My question is thus: Since a dependency seems to be messed up, will I even be able to use logstash at all on Windows, or should I just give up and wait for a new release?
Jippi has quit
I mean, the basic listening / aggregation stuff seem to work, so that's good - I just want to know if anyone can reassure me or else steer me off this path so I don't waste my time doing something that's impossible
simmel joined the channel
Jippi joined the channel
eper
if it is only the web interface and it does not crash if disabled then you can continue - just need to run kibana separate (unsure if it plays well on windows)
axellj
well, it doesn't crash when I *don't* enable the web interface as a param, so that's promising.
I guess i'll try to find out. It's kinda tricky to do this on Windows, most stuff seems to expect that you run some nix flavor
eper
kibana3 is client side so it should run under any web service I suspect
axellj
that's my hope. the whole logstash stack seems very nice, so I hope I can get it to work
eper
aye not tried shipping logs out of windows servers yet
stackedsax1 has quit
maluko joined the channel
axellj
I've done some reading and it seems like using snare is the best option - but I've a long ways to go before I*m there, right now I just want to get it to run locally. Here goes, then.
dottedmag
What do you folks do to prevent any misconfiguration which causes repeated logging?

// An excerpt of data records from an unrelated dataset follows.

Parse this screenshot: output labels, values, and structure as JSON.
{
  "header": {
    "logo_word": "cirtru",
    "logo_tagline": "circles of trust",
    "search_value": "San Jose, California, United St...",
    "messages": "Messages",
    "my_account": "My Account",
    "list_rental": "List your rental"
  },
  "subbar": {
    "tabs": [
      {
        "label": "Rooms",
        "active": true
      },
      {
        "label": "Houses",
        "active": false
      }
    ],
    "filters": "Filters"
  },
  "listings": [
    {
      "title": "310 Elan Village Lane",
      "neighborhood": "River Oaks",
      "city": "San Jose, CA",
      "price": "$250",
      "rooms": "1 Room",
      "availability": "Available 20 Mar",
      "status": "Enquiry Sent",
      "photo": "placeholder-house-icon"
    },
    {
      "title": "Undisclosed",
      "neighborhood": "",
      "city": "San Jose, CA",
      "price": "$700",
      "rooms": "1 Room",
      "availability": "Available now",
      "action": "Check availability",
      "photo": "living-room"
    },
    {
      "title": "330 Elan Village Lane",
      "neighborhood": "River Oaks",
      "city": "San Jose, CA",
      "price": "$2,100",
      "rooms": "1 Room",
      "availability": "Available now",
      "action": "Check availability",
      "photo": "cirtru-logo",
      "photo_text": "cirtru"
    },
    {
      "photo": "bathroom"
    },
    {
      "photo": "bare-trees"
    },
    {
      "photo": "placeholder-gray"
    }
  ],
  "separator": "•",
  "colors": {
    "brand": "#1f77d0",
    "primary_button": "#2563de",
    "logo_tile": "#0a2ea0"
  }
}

Infin1ty joined the channel
Say, Redis goes down, and Logstash starts to log "unable to fetch data from Redis", which grows to dozens of gigabytes overnight, fills the whole disk and causes machine to halt.
eper
monitoring :P
basti
dottedmag: or logrotate ^^
Infin1ty
dottedmag, so make sure you have redundant redis instances
dottedmag, even one on standby instead of just shuffling them
dottedmag
logrotate is not quick enough -- should I rotate logs every 10 minutes?
But that's curing the symptome instead of underlying problem.
Which is huge amount of logging output in case anything goes wrong.
And sure I do have monitoring, it reminded me that disk is filled up, 5 minutes before machine went to halt.
But standby Redis won't help -- Logstash will complain if any of inputs is down.
bemehow joined the channel
Nord_80
Hi! I'm stuck trying to get Kibana 3, logstash 1.13 and elasticsearch 0.20.6 working together
basti
Nord_80: Any Error message?
Nord_80
It doesnt seem like logstash is creating the indices in elasticsearh
trying to use file input, with the apachelog from the tutorial
basti
I have a problem with _grokparsefailure tag. Everything is beeing parsed well, but it is still displayed in kibana. When exactly is logstash adding this tag`
Nord_80
just getting alot of "heartbeats" and an occasional _discover_file_glob
basti
do you have any filters?
Nord_80
yes, grok
bemehow_ joined the channel
basti
Nord_80: ok, so sorry. No idea how to research furhter ;)
Nord_80
just installed grok from the git repo, and made a make; make install. I'm not really sure where the filters are suppose to go
dpippen joined the channel
bemehow has quit
dpippen has quit
maybe I will try without filters. I dont think it is a grok issue
But according to the mapping (in gist as well) the field is a string.
Why does it try to parse it?
ells joined the channel
I'd better ask in #elasticsearch
afd___ joined the channel
afd__ has quit
alistar joined the channel
zimbatm joined the channel
basti
Hm, still facing the problem, that logstah is adding _grokparsefailure to successfull parsed queries. Any idea why?
Infin1ty
dottedmag, if you plan an HA system, things will go wrong, you must have redundancy, what happens if it won't log anything? how would you know you have a problem?
dottedmag, having another redis will sure help, you can give logstash two redis inputs and indexers two redis output (shuffling or not)
dottedmag
Infin1ty: as a matter of fact, I have two redis inputs.
One of them was misconfigured.
And Logstash started to complain about it.
And complained whole night, until logstash box halted.
I feel there is need for exponential backoff both in inputs and outputs.